William L. Spence with the Lewiston Tribune does a great job breaking down the problem of skyrocketing higher-education costs.
Remember: you get more of what you subsidize and less of what you tax. If you subsidize rising higher-ed costs, you’ll get more of it.
You want to fix the education loan problem? Only make loans available to degree programs with a payback: STEM degrees. If you want an underwater basketweaving degree, pay for it yourself.
Given the unremitting increase in higher education costs over the past 30 years, some members of Congress are beginning to question whether the tax-exempt status of colleges and universities really benefits the public.
During a House Ways and Means subcommittee hearing this week in Washington, D.C., several representatives said their constituents are fed up with rising college costs.
“Whole generations of parents are taking their retirement (savings) and turning it over to universities,” said Rep. Pat Meehan, R-Pa. “And their children are borrowing and taking out student loans at a rate that dramatically exceeds their ability to pay it back.”
Witnesses at the hearing noted tuition costs have nearly tripled since 1980, to an average of nearly $12,000 per year. That’s more than the rate of inflation, and a faster increase than the price of food, health care or the growth in household income.
Neal McCluskey with the free-market Cato Institute said one consequence – “or perhaps cause” – of this is that student loan debt surpassed the $1 trillion mark in 2012 and now exceeds the country’s total credit card debt.
He and others suggested the easy availability of student loans and federal student aid may be unintentionally driving tuition increases by allowing colleges and universities to raise prices without causing an unacceptable drop in demand.
“A major problem in higher education is that much of the price schools charge is paid with other people’s money, which reduces the incentives to demand only what is essential,” McCluskey said. “The ultimate solution is to phase out federal (student) aid and let students pay tuition and fees with their own money. But there doesn’t seem to be much appetite for this.”
Mark Schneider, vice president of the American Institutes for Research, offered a different, but equally contentious alternative: eliminate the tax-exempt status of large, private university endowments.
Nonprofit educational institutions enjoy a variety of public tax benefits, Schneider said, including property tax exemptions, write-offs for donations and tax-exempt endowment earnings.
Moreover, the richest schools often derive the greatest benefit from these exemptions. For example, a 2015 study he conducted with Jorge Klor de Alva with the Nexus Research and Policy Center found that the 10 largest private universities in the country received average taxpayer subsidies of nearly $26,000 per full-time equivalent student – nearly double the average for public flagship institutions and five times the subsidy for community colleges.

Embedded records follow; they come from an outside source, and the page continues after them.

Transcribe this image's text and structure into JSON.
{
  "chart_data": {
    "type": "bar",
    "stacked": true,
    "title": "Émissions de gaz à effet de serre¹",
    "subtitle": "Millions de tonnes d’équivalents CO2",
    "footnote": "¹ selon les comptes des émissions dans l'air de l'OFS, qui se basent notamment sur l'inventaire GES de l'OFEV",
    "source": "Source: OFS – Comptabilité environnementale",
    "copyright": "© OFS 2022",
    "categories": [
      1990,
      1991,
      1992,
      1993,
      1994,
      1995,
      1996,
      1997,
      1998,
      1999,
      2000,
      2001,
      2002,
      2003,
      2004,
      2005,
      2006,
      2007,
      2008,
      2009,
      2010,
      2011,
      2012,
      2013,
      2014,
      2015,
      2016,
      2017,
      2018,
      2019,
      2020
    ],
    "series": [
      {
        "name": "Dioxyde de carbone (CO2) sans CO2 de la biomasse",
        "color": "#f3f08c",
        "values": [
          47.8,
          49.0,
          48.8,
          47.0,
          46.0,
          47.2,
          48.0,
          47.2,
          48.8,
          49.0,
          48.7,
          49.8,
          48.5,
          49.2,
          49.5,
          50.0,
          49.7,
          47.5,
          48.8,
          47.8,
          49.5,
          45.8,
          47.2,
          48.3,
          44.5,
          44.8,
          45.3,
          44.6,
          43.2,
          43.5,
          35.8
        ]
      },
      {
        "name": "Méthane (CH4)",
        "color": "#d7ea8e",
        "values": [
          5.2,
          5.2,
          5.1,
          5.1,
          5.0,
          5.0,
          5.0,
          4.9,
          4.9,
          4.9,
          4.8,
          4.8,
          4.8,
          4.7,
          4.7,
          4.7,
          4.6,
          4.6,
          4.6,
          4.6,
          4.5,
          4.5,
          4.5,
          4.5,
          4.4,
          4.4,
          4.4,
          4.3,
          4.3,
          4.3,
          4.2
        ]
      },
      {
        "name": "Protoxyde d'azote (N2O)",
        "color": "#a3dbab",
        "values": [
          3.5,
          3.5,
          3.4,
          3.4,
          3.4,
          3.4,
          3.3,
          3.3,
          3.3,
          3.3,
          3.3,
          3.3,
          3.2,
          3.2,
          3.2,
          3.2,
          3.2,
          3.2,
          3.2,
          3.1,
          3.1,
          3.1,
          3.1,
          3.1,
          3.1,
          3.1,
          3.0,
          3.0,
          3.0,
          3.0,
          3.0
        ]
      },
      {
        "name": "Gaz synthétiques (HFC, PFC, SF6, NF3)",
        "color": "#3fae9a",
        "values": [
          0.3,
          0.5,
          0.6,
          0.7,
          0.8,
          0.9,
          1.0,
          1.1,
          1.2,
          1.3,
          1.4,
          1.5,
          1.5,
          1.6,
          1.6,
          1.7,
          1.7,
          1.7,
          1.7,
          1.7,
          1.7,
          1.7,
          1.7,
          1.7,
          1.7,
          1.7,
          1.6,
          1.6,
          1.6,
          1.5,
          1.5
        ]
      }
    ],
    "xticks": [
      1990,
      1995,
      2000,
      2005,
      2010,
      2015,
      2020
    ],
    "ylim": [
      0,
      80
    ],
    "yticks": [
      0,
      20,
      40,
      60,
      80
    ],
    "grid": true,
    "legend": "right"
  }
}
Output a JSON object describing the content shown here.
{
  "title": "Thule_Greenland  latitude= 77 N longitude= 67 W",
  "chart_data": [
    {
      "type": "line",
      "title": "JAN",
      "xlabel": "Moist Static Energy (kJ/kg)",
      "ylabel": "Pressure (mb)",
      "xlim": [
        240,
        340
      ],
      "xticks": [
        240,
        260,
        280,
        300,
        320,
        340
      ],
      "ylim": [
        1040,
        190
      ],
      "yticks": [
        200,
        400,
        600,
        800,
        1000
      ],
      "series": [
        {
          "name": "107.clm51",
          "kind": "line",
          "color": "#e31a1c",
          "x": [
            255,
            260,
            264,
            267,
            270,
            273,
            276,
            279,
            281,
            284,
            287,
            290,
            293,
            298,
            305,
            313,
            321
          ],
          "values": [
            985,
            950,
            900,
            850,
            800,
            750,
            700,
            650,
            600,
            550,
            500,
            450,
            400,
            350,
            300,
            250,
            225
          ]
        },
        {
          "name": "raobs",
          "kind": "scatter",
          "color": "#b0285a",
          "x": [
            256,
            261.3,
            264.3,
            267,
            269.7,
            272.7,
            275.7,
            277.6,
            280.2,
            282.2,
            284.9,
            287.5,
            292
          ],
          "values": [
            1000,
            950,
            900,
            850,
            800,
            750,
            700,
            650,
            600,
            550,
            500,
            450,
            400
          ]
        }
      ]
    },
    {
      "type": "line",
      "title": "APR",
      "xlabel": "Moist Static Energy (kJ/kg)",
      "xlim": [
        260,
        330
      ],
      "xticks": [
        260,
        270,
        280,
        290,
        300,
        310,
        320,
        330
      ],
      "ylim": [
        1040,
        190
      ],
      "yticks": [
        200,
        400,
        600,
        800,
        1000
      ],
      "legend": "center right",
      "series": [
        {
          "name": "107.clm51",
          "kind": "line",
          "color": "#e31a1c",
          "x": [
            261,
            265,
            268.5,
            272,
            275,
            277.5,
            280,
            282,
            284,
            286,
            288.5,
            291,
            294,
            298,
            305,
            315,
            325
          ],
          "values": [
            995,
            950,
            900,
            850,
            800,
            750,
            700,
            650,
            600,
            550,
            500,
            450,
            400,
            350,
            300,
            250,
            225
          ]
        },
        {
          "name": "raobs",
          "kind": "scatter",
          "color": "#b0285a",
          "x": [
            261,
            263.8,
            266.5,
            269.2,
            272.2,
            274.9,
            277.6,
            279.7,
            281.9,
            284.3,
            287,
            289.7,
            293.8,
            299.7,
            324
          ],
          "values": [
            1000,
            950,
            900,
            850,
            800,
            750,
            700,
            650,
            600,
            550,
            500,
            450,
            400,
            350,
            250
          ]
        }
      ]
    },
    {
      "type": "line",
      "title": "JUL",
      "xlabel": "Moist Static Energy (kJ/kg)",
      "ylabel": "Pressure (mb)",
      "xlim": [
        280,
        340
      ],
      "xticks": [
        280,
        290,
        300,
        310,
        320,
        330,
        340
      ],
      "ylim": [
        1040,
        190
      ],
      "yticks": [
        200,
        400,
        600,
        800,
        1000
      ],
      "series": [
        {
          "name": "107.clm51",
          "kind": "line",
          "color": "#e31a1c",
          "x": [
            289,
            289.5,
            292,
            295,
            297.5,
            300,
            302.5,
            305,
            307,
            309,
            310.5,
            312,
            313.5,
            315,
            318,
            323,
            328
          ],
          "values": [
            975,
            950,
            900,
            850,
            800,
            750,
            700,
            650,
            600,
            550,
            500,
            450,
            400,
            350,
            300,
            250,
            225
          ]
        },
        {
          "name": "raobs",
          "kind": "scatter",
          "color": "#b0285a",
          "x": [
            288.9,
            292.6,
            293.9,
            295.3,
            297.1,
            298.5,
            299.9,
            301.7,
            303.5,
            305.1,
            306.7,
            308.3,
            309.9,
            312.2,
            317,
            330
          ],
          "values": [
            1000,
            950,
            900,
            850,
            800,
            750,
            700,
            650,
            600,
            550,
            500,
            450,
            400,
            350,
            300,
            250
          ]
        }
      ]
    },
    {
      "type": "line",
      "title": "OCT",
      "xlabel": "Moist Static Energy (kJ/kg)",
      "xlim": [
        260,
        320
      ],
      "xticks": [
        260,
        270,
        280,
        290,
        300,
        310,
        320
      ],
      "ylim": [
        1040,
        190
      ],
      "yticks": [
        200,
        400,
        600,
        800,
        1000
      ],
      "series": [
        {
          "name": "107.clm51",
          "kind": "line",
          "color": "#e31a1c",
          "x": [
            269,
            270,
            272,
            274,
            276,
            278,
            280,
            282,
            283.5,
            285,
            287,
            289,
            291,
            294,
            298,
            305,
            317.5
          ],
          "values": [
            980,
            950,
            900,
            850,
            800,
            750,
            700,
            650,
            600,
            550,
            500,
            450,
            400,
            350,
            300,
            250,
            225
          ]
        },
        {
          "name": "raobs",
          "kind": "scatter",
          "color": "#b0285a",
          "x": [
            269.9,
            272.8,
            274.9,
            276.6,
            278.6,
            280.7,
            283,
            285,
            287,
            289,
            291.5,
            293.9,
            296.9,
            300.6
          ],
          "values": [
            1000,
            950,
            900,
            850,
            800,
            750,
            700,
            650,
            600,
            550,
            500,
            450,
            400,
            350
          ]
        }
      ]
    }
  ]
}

“Private universities aren’t necessarily private,” the authors noted. “In many cases, taxpayers subsidize the education of students in the well-endowed and more selective schools to a far greater extent than they do the educations of their own children, most of whom attend broad-access public institutions.”
Schneider suggested a small excise tax on the 100 largest private university endowments – equal to the rate non-educational endowments already pay – could provide needed funding for low-income student support services and provide a broader public benefit to these higher education tax benefits.
One other alternative discussed during the hearing was shifting from the current “debt model” of student loan financing to an income-sharing model in which monthly loan payments are tied to the individual’s annual income.
“If you want to make financing available to everyone, this is a better model,” said Sheila Bair, president of Washington College in Maryland and former chairwoman of the Federal Deposit Insurance Corporation. “Have an automatic repayment system that’s built into the tax system. The would eliminate defaults, make it easier on students and get rid of bank service fees. If someone didn’t get a job or had a low income, they’d be guaranteed a low payment; if they get a job at a hedge fund, they’ll pay it back faster. Everyone would have protection against the kind of student loan distress we have now.”
The committee took no action during the hearing, but members suggested this is an issue Congress will continue to examine in search of a solution.